In certain applications, such as with photographic dispersions, crystalline materials such as dye forming couplers, oxidized developer scavengers, and various dyes are dissolved in organic solvents at high temperatures and emulsified in aqueous gelatin solutions. Submicron amorphous particles in such dispersions are found to be metastable and will eventually recrystallize in this aqueous system unless coated and dried on photographic support, in which state they are stable against recrystallization. Recrystallization of the dispersed particles prior to coating reduces dispersion efficacy and is generally considered undesirable.
The composition of the dispersed amorphous phase is often modified by incorporation of mixtures of solvents and crystalline organic compounds to improve stability against recrystallization. Such additives are often undesirable and may adversely affect photographic response and physical quality of photographic materials.
U.S. Pat. No. 4,865,957, columns 19-21, illustrates the techniques of UV absorber particle formation by melting the UV absorber and incorporating it into a high boiling point organic solvent which is then homogenized and cooled. However, particles formed by such emulsification techniques have been particularly susceptible to recrystallization and crystal growth after cooling. Such crystallization is disadvantageous to product quality due to light scattering and filter plugging during manufacturing by the large grown crystals.

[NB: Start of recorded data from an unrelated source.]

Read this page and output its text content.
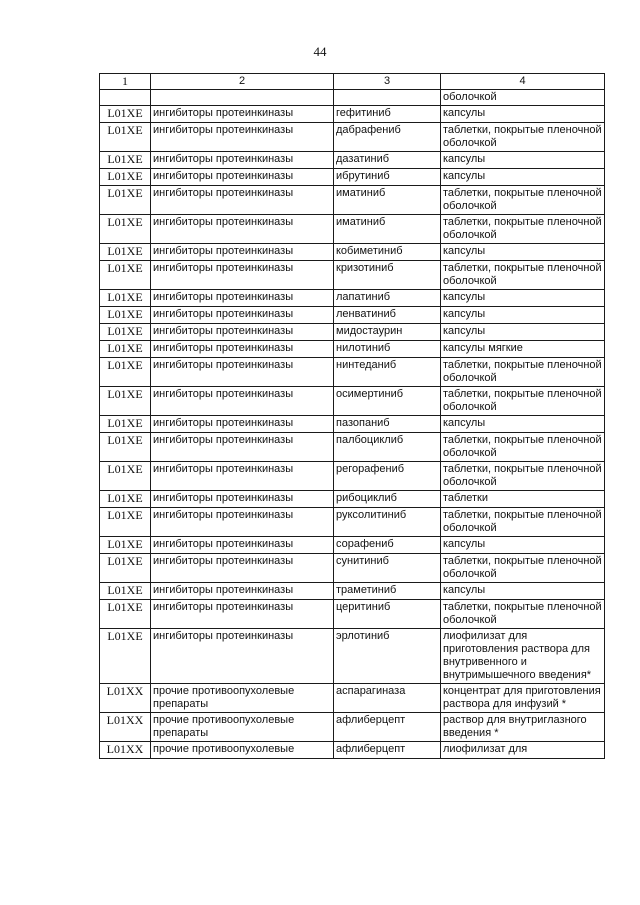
44
1	2	3	4
			оболочкой
L01XE	ингибиторы протеинкиназы	гефитиниб	капсулы
L01XE	ингибиторы протеинкиназы	дабрафениб	таблетки, покрытые пленочной оболочкой
L01XE	ингибиторы протеинкиназы	дазатиниб	капсулы
L01XE	ингибиторы протеинкиназы	ибрутиниб	капсулы
L01XE	ингибиторы протеинкиназы	иматиниб	таблетки, покрытые пленочной оболочкой
L01XE	ингибиторы протеинкиназы	иматиниб	таблетки, покрытые пленочной оболочкой
L01XE	ингибиторы протеинкиназы	кобиметиниб	капсулы
L01XE	ингибиторы протеинкиназы	кризотиниб	таблетки, покрытые пленочной оболочкой
L01XE	ингибиторы протеинкиназы	лапатиниб	капсулы
L01XE	ингибиторы протеинкиназы	ленватиниб	капсулы
L01XE	ингибиторы протеинкиназы	мидостаурин	капсулы
L01XE	ингибиторы протеинкиназы	нилотиниб	капсулы мягкие
L01XE	ингибиторы протеинкиназы	нинтеданиб	таблетки, покрытые пленочной оболочкой
L01XE	ингибиторы протеинкиназы	осимертиниб	таблетки, покрытые пленочной оболочкой
L01XE	ингибиторы протеинкиназы	пазопаниб	капсулы
L01XE	ингибиторы протеинкиназы	палбоциклиб	таблетки, покрытые пленочной оболочкой
L01XE	ингибиторы протеинкиназы	регорафениб	таблетки, покрытые пленочной оболочкой
L01XE	ингибиторы протеинкиназы	рибоциклиб	таблетки
L01XE	ингибиторы протеинкиназы	руксолитиниб	таблетки, покрытые пленочной оболочкой
L01XE	ингибиторы протеинкиназы	сорафениб	капсулы
L01XE	ингибиторы протеинкиназы	сунитиниб	таблетки, покрытые пленочной оболочкой
L01XE	ингибиторы протеинкиназы	траметиниб	капсулы
L01XE	ингибиторы протеинкиназы	церитиниб	таблетки, покрытые пленочной оболочкой
L01XE	ингибиторы протеинкиназы	эрлотиниб	лиофилизат для приготовления раствора для внутривенного и внутримышечного введения*
L01XX	прочие противоопухолевые препараты	аспарагиназа	концентрат для приготовления раствора для инфузий *
L01XX	прочие противоопухолевые препараты	афлиберцепт	раствор для внутриглазного введения *
L01XX	прочие противоопухолевые	афлиберцепт	лиофилизат для
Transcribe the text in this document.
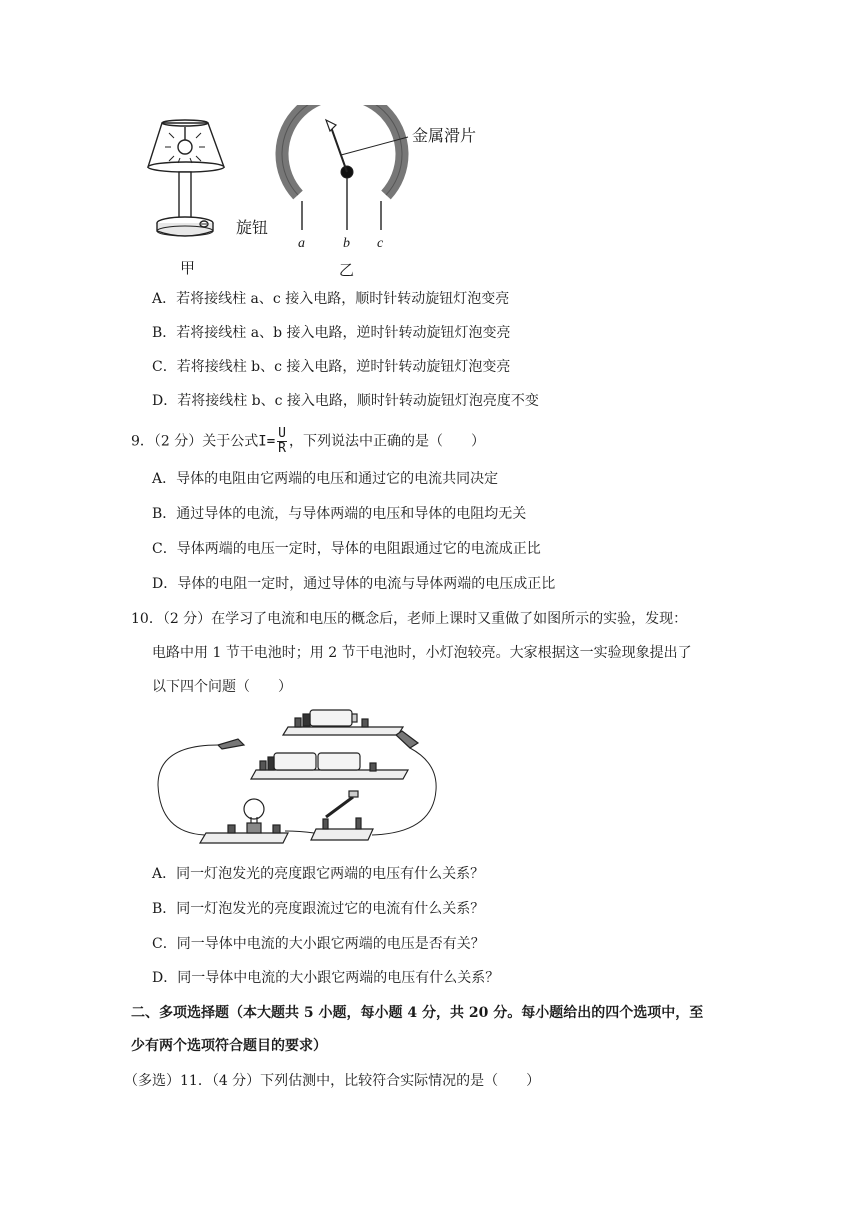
旋钮
甲
金属滑片
a	b c
乙
A．若将接线柱 a、c 接入电路，顺时针转动旋钮灯泡变亮
B．若将接线柱 a、b 接入电路，逆时针转动旋钮灯泡变亮
C．若将接线柱 b、c 接入电路，逆时针转动旋钮灯泡变亮
D．若将接线柱 b、c 接入电路，顺时针转动旋钮灯泡亮度不变
9．（2 分）关于公式$I= \frac{U}{R}$ ，下列说法中正确的是（　　）
A．导体的电阻由它两端的电压和通过它的电流共同决定
B．通过导体的电流，与导体两端的电压和导体的电阻均无关
C．导体两端的电压一定时，导体的电阻跟通过它的电流成正比
D．导体的电阻一定时，通过导体的电流与导体两端的电压成正比
10．（2 分）在学习了电流和电压的概念后，老师上课时又重做了如图所示的实验，发现：
电路中用 1 节干电池时；用 2 节干电池时，小灯泡较亮。大家根据这一实验现象提出了
以下四个问题（　　）
A．同一灯泡发光的亮度跟它两端的电压有什么关系？
B．同一灯泡发光的亮度跟流过它的电流有什么关系？
C．同一导体中电流的大小跟它两端的电压是否有关？
D．同一导体中电流的大小跟它两端的电压有什么关系？
二、多项选择题（本大题共 5 小题，每小题 4 分，共 20 分。每小题给出的四个选项中，至
少有两个选项符合题目的要求）
（多选）11．（4 分）下列估测中，比较符合实际情况的是（　　）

While the solid UV stabilizers have been successful, they are difficult to maintain in the amorphous phase which is preferred to prevent light scattering. Further, the solvent emulsification technique has been expensive and difficult to control. Crystallization of the UV absorber may also lead to delamination of layers, haze, reduced maximum density, stain, and sensimetric problems.
There is a need for a process to overcome prior problems of incorporation of UV absorbers that are solid at room temperatures and in the amorphous phase. Another disadvantage of the present process to be overcome is that the particles of UV absorbers are generally larger than is desirable, thereby resulting in a lesser amount of the absorption, as well as causing more light scattering. It would be desirable if UV absorbers could be made in finer particles with less tendency for crystallization.